In a study conducted on 34 affected eyes in 27 patients, the mean age was found to be 63 years, with a range of 30 to 85 years [7]. Risk factors for developing endogenous endophthalmitis include diabetes mellitus, long-term corticosteroid use, immunosuppression, a history of recent hospitalisation, ventilator-associated pneumonia, malignancies such as lymphoma and leukaemia, colon adenocarcinoma, urinary tract infections, dental infections, scleral perforation, vertebral osteomyelitis, liver abscess, asplenia, hypogammaglobulinemia, cardiac or renal transplantation, acquired immune deficiency syndrome, chronic alcoholism, intravenous catheters, and drug abuse [8-11].
The incidence of endogenous endophthalmitis ranges from 2% to 8%, making it a rare pathology. Symptoms that may raise suspicion of endogenous endophthalmitis include pain, photophobia, diminished vision, and redness. Clinical signs include periorbital oedema, conjunctival congestion, chemosis, cells or flare in the anterior chamber, hypopyon, abnormal pupillary reactions, absence of the red reflex, vitreous haze, and the presence of exudates and membranes. To confirm the diagnosis, author relied on several diagnostic modalities: B-scan ultrasonography, which shows heterogeneous opacities and echoes in the vitreous cavity when the posterior segment is involved, and optical coherence tomography, which helps to identify the location of exudates within the retinal layers. An anterior chamber or vitreous tap can be performed to obtain a sample of 0.1-0.2 mL or 1-2 mL, which is then sent for culture and sensitivity testing. This helps identify the exact causative organism, allowing for specific management of the case [12].
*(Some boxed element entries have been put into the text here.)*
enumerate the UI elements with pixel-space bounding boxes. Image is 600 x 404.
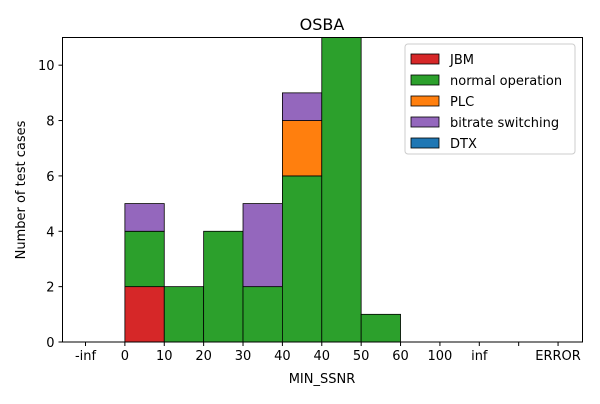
x-axis-label: MIN_SSNR — [289, 372, 356, 387]
bar-normal-operation-2 — [203, 230, 244, 342]
x-tick-label: 40 — [314, 349, 331, 364]
x-tick-label: ERROR — [535, 349, 581, 364]
legend-swatch-normal-operation — [410, 74, 440, 86]
bar-normal-operation-6 — [360, 313, 401, 342]
x-tick-label: 10 — [156, 349, 173, 364]
x-tick-label: 100 — [428, 349, 453, 364]
bar-jbm-0 — [124, 286, 165, 342]
bar-normal-operation-0 — [124, 230, 165, 288]
x-tick-label: 20 — [195, 349, 212, 364]
legend-label: normal operation — [450, 74, 562, 89]
x-tick-label: 40 — [274, 349, 291, 364]
legend-swatch-bitrate-switching — [410, 116, 440, 128]
y-axis-label: Number of test cases — [14, 120, 29, 259]
bars-group — [124, 37, 401, 342]
bar-normal-operation-1 — [163, 286, 205, 342]
bar-normal-operation-3 — [242, 286, 283, 342]
x-tick-label: 0 — [121, 349, 129, 364]
legend: JBM normal operation PLC bitrate switching D… — [404, 43, 576, 155]
x-tick-label: inf — [471, 349, 488, 364]
y-tick-label: 0 — [46, 336, 54, 351]
y-tick-label: 2 — [46, 281, 54, 296]
legend-label: PLC — [450, 95, 474, 110]
y-tick-label: 10 — [38, 59, 55, 74]
legend-label: bitrate switching — [450, 116, 559, 131]
chart-title: OSBA — [300, 15, 345, 34]
bar-bitrate-switching-3 — [242, 203, 283, 288]
legend-swatch-dtx — [410, 137, 440, 149]
x-tick-label: 50 — [353, 349, 370, 364]
bar-bitrate-switching-0 — [124, 203, 165, 232]
legend-swatch-jbm — [410, 53, 440, 65]
axes-frame — [62, 37, 583, 343]
legend-label: JBM — [449, 53, 474, 68]
legend-swatch-plc — [410, 95, 440, 107]
y-axis: 0 2 4 6 8 10 — [38, 59, 63, 351]
bar-bitrate-switching-4 — [281, 92, 323, 121]
bar-normal-operation-4 — [281, 175, 323, 342]
y-tick-label: 4 — [46, 225, 54, 240]
legend-label: DTX — [450, 137, 477, 152]
bar-plc-4 — [281, 120, 323, 177]
legend-box — [404, 43, 576, 155]
x-axis: -inf 0 10 20 30 40 40 50 60 100 inf ERROR — [75, 342, 581, 364]
x-tick-label: 60 — [392, 349, 409, 364]
x-tick-label: 30 — [235, 349, 252, 364]
bar-normal-operation-5 — [321, 37, 362, 342]
y-tick-label: 8 — [46, 115, 54, 130]
y-tick-label: 6 — [46, 170, 54, 185]
x-tick-label: -inf — [75, 349, 97, 364]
A vigorous treatment approach is necessary, as this condition has a very poor prognosis even after treatment. Management includes systemic antibacterials, as well as topical and intravitreal agents. The standard doses of intravitreal antibacterial agents are as follows: vancomycin 1 mg/0.1 mL, ceftazidime 2.25 mg/0.1 mL, or amikacin 0.4 mg/0.1 mL [13]. Surgical options include pars plana vitrectomy [14]. Chronic kidney disease is one of the co-morbidities associated with the development of endogenous endophthalmitis. The pathogenesis is thought to be related to the in-situ haemodialysis catheter, which can be a primary source of infection [14]. The prognosis depends on various factors, including the patient’s associated co-morbidities, overall condition at the time of presentation, extent of the pathology, and the causative organism.
Conclusion(s)
The final diagnosis of endogenous endophthalmitis following haemodialysis was made when the patient presented to the Ophthalmology OPD with vague ocular complaints. Given the wide range of possible differential diagnosis based on the initial symptoms, a thorough assessment that considered the patient’s existing co-morbidities and a detailed examination were essential. This comprehensive approach led to the identification of both the diagnosis and the primary cause of the condition.